A Return to 1930s Style Disarmament


One would think that there are plenty of good reasons for the Obama Administration to undertake a concerted attempt to reduce nuclear weapons stockpiles around the  world.  There is, after all,  a  growing consensus that the threat of the use of nuclear weapons will not emerge  from one of the major nuclear nations,  but rather from a  terrorist organization seeking to employ it against a major Western industrialized power.

But we shouldn’t forget  where past disarmament talk has led us.  Nor should we be naive about what can happen when discussion of disarmament becomes an opportunity for recidivist regimes to identify weakness in their enemies and to exploit their psychological vulnerabilities.

It might help, then, to examine past disarmament conferences to determine how well they worked out.

In the wake of the carnage of the First World War, disarmament became a rallying cry throughout the 1920s for countries large and small.   The post-war Treaty of Versailles expressly called upon the signatories to disarm and the idea was given further heft by the  Covenant of the League of Nations. Thereafter, countries in Europe fell over themselves in disarmament rhetoric, insisting that the road to peace could only be guaranteed if disarmament became the focus of the foreign policies of  the former belligerent nations.

Much as global warming took a decade to find a regnant position in the  policy platforms of  today’s contending political parties, by the time the 1931 British general election rolled around, all major parties -Conservative, Labour and Liberal – sported a disarmament platform.   In fact, the  election was largely fought over the issue and it gave particular impetus to the World Disarmament Conference which kicked off in Geneva in March 1932 under the sponsorship of the League of  Nations and the chairmanship of the new British foreign secretary, Arthur Henderson.

The U.S. President, Franklin  D. Roosevelt, whose country had  not been a signatory to either the Treaty or the League – and who chose not to attend the Conference, sent a message to the conferring dignitaries which became its governing motif:  “If all nations will agree wholly to eliminate from possession and use the weapons which make possible a successful attack, defences automatically will become impregnable and the frontiers and independence of every nation will become secure.”

This was not disarmament, it was pacifism, which in the 1930s had yet to attract its modern day stigma.  It doomed the Conference to failure.  For nearly two years the Conference labored on, contending with the animus between Germany and France and the latter’s well grounded fears that a rearmed Germany would present a genuine threat to the country’s national security.  Unable to obtain security guarantees from either Britain or the United States, France remained adamant that it would not disarm while at the same time,  Germany under its new Chancellor Adolf Hitler, insisted on the sovereign right of national self-defense.

When Germany left the Conference in October 1933, it was it was all but over.  Within a year, Germany’s clandestine rearmament policy had been become public knowledge.  In 1935 , the British, accepting the realities of a rearming Germany and the inability of the League of Nations to do anything to prevent it, struck its own deal with Hitler, concluding the Anglo-German Naval Treaty of 1935, allowing  the Germans to maintain a navy one-third the size of Britain’s.   By 1937 every country in Europe was rearming and disarmament was in ruins.

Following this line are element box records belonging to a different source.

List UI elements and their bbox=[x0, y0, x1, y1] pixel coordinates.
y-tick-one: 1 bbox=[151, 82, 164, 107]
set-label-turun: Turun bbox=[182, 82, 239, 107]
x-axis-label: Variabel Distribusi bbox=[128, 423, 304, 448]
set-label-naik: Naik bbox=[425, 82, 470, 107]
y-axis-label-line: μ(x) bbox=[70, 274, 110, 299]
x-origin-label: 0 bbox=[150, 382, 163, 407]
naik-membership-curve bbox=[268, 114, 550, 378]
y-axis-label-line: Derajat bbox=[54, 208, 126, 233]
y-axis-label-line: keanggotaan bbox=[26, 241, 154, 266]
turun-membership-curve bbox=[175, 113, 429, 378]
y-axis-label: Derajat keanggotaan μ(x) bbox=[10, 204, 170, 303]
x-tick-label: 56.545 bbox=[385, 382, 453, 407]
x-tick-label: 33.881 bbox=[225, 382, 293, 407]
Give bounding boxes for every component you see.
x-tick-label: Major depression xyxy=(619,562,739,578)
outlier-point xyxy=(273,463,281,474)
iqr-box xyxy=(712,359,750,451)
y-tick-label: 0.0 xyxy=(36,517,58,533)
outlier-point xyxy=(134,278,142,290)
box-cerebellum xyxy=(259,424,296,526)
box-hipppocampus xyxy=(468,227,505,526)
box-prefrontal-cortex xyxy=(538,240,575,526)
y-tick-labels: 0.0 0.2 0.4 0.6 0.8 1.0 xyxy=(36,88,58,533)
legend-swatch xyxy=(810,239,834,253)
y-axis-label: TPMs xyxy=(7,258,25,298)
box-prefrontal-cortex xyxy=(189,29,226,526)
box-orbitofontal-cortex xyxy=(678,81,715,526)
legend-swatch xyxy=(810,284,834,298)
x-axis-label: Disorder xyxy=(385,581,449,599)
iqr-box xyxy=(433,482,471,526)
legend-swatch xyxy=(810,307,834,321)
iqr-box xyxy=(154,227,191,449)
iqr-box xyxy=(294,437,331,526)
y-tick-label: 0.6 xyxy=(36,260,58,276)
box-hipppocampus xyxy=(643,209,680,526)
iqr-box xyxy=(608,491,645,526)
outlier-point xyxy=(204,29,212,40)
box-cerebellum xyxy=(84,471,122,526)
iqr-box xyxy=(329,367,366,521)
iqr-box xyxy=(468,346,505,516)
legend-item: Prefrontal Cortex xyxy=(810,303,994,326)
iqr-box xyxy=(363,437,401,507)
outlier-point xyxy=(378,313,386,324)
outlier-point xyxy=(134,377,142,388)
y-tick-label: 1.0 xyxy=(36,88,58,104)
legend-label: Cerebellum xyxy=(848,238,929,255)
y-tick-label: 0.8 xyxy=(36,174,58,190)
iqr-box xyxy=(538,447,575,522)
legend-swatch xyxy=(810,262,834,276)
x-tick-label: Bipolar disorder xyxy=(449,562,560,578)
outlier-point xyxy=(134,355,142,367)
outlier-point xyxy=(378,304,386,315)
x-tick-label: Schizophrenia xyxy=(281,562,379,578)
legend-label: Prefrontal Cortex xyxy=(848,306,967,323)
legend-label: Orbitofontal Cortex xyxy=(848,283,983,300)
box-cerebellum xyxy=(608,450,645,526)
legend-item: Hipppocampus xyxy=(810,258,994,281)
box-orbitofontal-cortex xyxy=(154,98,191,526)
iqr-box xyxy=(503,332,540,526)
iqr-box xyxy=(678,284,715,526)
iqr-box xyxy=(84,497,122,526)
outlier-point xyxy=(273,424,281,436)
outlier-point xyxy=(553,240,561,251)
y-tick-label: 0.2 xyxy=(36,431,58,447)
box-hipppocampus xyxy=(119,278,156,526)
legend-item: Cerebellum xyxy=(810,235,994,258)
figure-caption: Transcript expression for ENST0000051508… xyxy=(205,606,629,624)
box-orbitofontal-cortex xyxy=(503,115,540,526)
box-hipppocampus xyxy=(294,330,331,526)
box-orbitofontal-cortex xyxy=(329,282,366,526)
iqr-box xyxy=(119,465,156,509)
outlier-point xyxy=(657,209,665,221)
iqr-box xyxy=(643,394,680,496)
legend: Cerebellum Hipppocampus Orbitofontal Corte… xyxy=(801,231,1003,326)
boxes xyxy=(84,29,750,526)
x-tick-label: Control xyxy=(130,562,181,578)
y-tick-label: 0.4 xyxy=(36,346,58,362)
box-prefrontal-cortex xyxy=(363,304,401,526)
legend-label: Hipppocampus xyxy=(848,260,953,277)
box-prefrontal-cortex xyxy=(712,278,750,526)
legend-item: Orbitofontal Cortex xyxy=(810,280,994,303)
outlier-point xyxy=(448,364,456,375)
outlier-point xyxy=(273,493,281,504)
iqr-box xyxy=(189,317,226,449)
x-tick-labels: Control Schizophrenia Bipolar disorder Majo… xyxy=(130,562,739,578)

This unhappy history has a salutary lesson for our times.  Although the destructive power of nuclear weapons presents a fundamentally different environment to the 1930s,  the failure of world leaders today to recognize the deterrent factor of weapons of mass destruction, regardless of whether those weapons will  ever be deployed, is essential  in demonstrating  hard power to potential belligerents that cannot be conveyed through either words or multilateral sanctions.

In addition, the power and threat of enforcement remains vital to the maintenance of global order.   The toothlessness of the  League of Nations, made glaringly obvious by Germany’s violations of its international commitments, gave the would-be Axis Powers the opportunity to regard disarmament rhetoric as laughable evidence of weakness.

Weakness is something the United States, the most effective force for maintaining global stability, can ill- afford to project.  No matter what Chinese and Russian diplomats say in public, those countries are watching  and waiting for a collapse of American resolve.  It is foolish to believe that their totalitarian regimes will willingly dismantle extensive weapons systems for the sake of  an overarching global imperative.  In neither the attempt to impose sanctions on Iran, nor the supposed urgency of addressing global warming, have either nation been particularly forthcoming.  What makes our president believe, despite inking a a new START treaty with Dmitry Mededev on April 7,  that he is going to win real cooperation now on issues of their own national security?

When we add into this troubling mix the looming emergence of Iran as a nuclear power and its persistent behavior of thumbing its nose at all attempts to thwart the development of  its drive for nuclear weapons  all talk of nuclear disarmament in the West may well begin  to look to our adversaries like 1930s style pacifism.  There could be no sorrier reminder of  a past historical mistake leading to catastrophic consequences.